The Exchange does not believe that the proposed change will impose any burden on intermarket competition that is not necessary or appropriate in furtherance of the purposes of the Act because it only applies to trading on the Exchange. Further, the proposed rebate amounts are similar to those assessed for similar orders by other exchanges,
and therefore should continue to encourage competition. Should the proposed change make C2 a more attractive trading venue for market participants at other exchanges, such market participants may elect to become market participants at C2.
C. Self-Regulatory Organization's Statement on Comments on the Proposed Rule Change Received From Members, Participants, or Others
The Exchange neither solicited nor received comments on the proposed rule change.
III. Date of Effectiveness of the Proposed Rule Change and Timing for Commission Action
The foregoing rule change has become effective pursuant to Section 19(b)(3)(A) of the Act 
and paragraph (f) of Rule 19b-4 
thereunder. At any time within 60 days of the filing of the proposed rule change, the Commission summarily may temporarily suspend such rule change if it appears to the Commission that such action is necessary or appropriate in the public interest, for the protection of investors, or otherwise in furtherance of the purposes of the Act. If the Commission takes such action, the Commission will institute proceedings to determine whether the proposed rule change should be approved or disapproved.

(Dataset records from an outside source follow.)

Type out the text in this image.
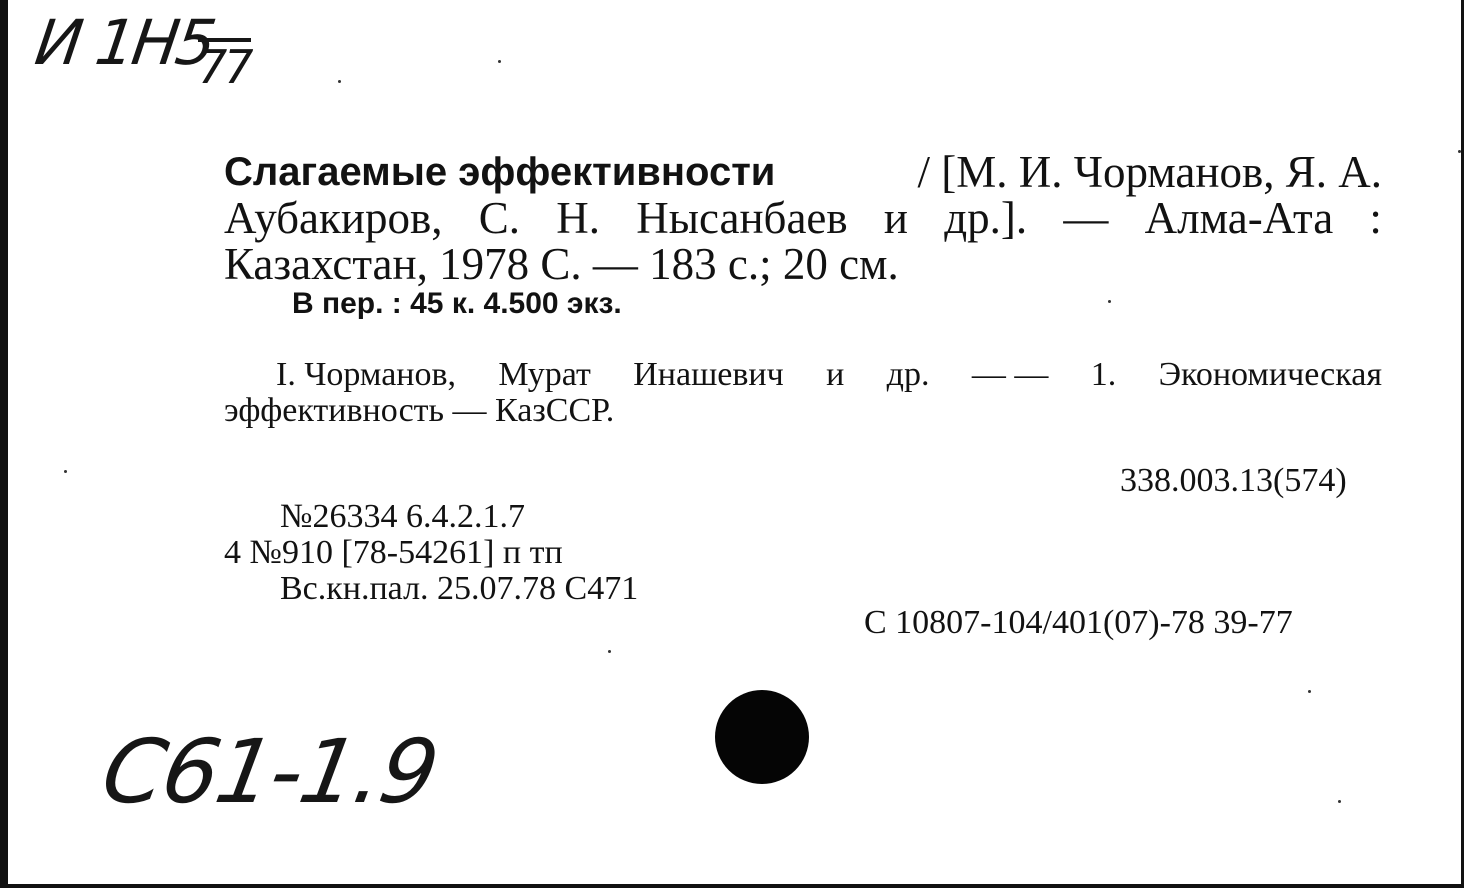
И 1Н5
77
Слагаемые эффективности	/ [М. И. Чорманов, Я. А.
Аубакиров, С. Н. Нысанбаев и др.]. — Алма-Ата :
Казахстан, 1978 С. — 183 с.; 20 см.
В пер. : 45 к. 4.500 экз.
I. Чорманов, Мурат Инашевич и др. — — 1. Экономическая
эффективность — КазССР.
338.003.13(574)
№26334 6.4.2.1.7
4 №910 [78-54261] п тп
Вс.кн.пал. 25.07.78 С471
С 10807-104/401(07)-78 39-77
С61-1.9
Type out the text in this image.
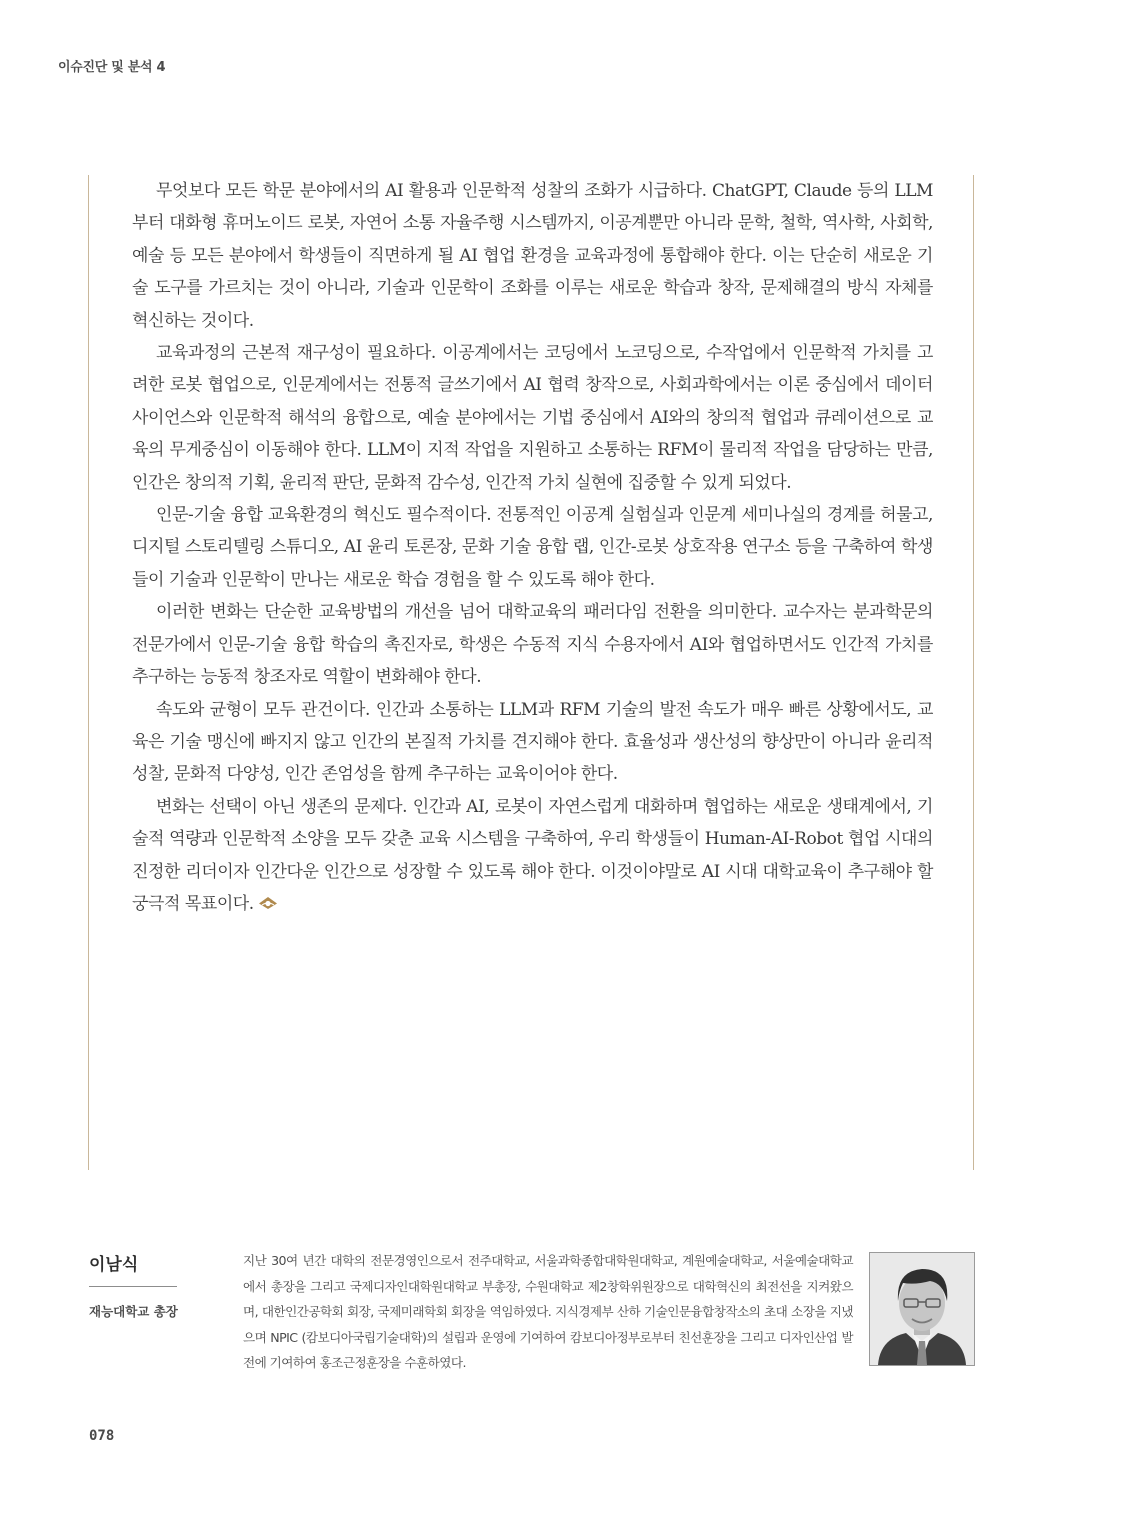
이슈진단 및 분석 4

무엇보다 모든 학문 분야에서의 AI 활용과 인문학적 성찰의 조화가 시급하다. ChatGPT, Claude 등의 LLM부터 대화형 휴머노이드 로봇, 자연어 소통 자율주행 시스템까지, 이공계뿐만 아니라 문학, 철학, 역사학, 사회학, 예술 등 모든 분야에서 학생들이 직면하게 될 AI 협업 환경을 교육과정에 통합해야 한다. 이는 단순히 새로운 기술 도구를 가르치는 것이 아니라, 기술과 인문학이 조화를 이루는 새로운 학습과 창작, 문제해결의 방식 자체를 혁신하는 것이다.

교육과정의 근본적 재구성이 필요하다. 이공계에서는 코딩에서 노코딩으로, 수작업에서 인문학적 가치를 고려한 로봇 협업으로, 인문계에서는 전통적 글쓰기에서 AI 협력 창작으로, 사회과학에서는 이론 중심에서 데이터 사이언스와 인문학적 해석의 융합으로, 예술 분야에서는 기법 중심에서 AI와의 창의적 협업과 큐레이션으로 교육의 무게중심이 이동해야 한다. LLM이 지적 작업을 지원하고 소통하는 RFM이 물리적 작업을 담당하는 만큼, 인간은 창의적 기획, 윤리적 판단, 문화적 감수성, 인간적 가치 실현에 집중할 수 있게 되었다.

인문-기술 융합 교육환경의 혁신도 필수적이다. 전통적인 이공계 실험실과 인문계 세미나실의 경계를 허물고, 디지털 스토리텔링 스튜디오, AI 윤리 토론장, 문화 기술 융합 랩, 인간-로봇 상호작용 연구소 등을 구축하여 학생들이 기술과 인문학이 만나는 새로운 학습 경험을 할 수 있도록 해야 한다.

이러한 변화는 단순한 교육방법의 개선을 넘어 대학교육의 패러다임 전환을 의미한다. 교수자는 분과학문의 전문가에서 인문-기술 융합 학습의 촉진자로, 학생은 수동적 지식 수용자에서 AI와 협업하면서도 인간적 가치를 추구하는 능동적 창조자로 역할이 변화해야 한다.

속도와 균형이 모두 관건이다. 인간과 소통하는 LLM과 RFM 기술의 발전 속도가 매우 빠른 상황에서도, 교육은 기술 맹신에 빠지지 않고 인간의 본질적 가치를 견지해야 한다. 효율성과 생산성의 향상만이 아니라 윤리적 성찰, 문화적 다양성, 인간 존엄성을 함께 추구하는 교육이어야 한다.

변화는 선택이 아닌 생존의 문제다. 인간과 AI, 로봇이 자연스럽게 대화하며 협업하는 새로운 생태계에서, 기술적 역량과 인문학적 소양을 모두 갖춘 교육 시스템을 구축하여, 우리 학생들이 Human-AI-Robot 협업 시대의 진정한 리더이자 인간다운 인간으로 성장할 수 있도록 해야 한다. 이것이야말로 AI 시대 대학교육이 추구해야 할 궁극적 목표이다.

이남식
재능대학교 총장

지난 30여 년간 대학의 전문경영인으로서 전주대학교, 서울과학종합대학원대학교, 계원예술대학교, 서울예술대학교에서 총장을 그리고 국제디자인대학원대학교 부총장, 수원대학교 제2창학위원장으로 대학혁신의 최전선을 지켜왔으며, 대한인간공학회 회장, 국제미래학회 회장을 역임하였다. 지식경제부 산하 기술인문융합창작소의 초대 소장을 지냈으며 NPIC (캄보디아국립기술대학)의 설립과 운영에 기여하여 캄보디아정부로부터 친선훈장을 그리고 디자인산업 발전에 기여하여 홍조근정훈장을 수훈하였다.

078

IV. Solicitation of Comments
Interested persons are invited to submit written data, views, and arguments concerning the foregoing, including whether the proposed rule change is consistent with the Act. Comments may be submitted by any of the following methods:
- Send paper comments in triplicate to Secretary, Securities and Exchange Commission, 100 F Street NE., Washington, DC 20549-1090.
All submissions should refer to File Number SR-C2-2016-013. This file number should be included on the subject line if email is used. To help the Commission process and review your comments more efficiently, please use only one method. The Commission will post all comments on the Commission's Internet Web site (http://www.sec.gov/rules/sro.shtml). Copies of the submission, all subsequent amendments, all written statements with respect to the proposed rule change that are filed with the Commission, and all written communications relating to the proposed rule change between the Commission and any person, other than those that may be withheld from the public in accordance with the provisions of 5 U.S.C. 552, will be available for Web site viewing and printing in the Commission's Public Reference Room, 100 F Street NE., Washington, DC 20549 on official business days between the hours of 10:00 a.m. and 3:00 p.m. Copies of such filing also will be available for inspection and copying at the principal office of the Exchange. All comments received will be posted without change; the Commission does not edit personal identifying information from submissions. You should submit only information that you wish to make available publicly. All submissions should refer to File Number SR-C2-2016-013, and should be submitted on or before August 22, 2016.
For the Commission, by the Division of Trading and Markets, pursuant to delegated authority.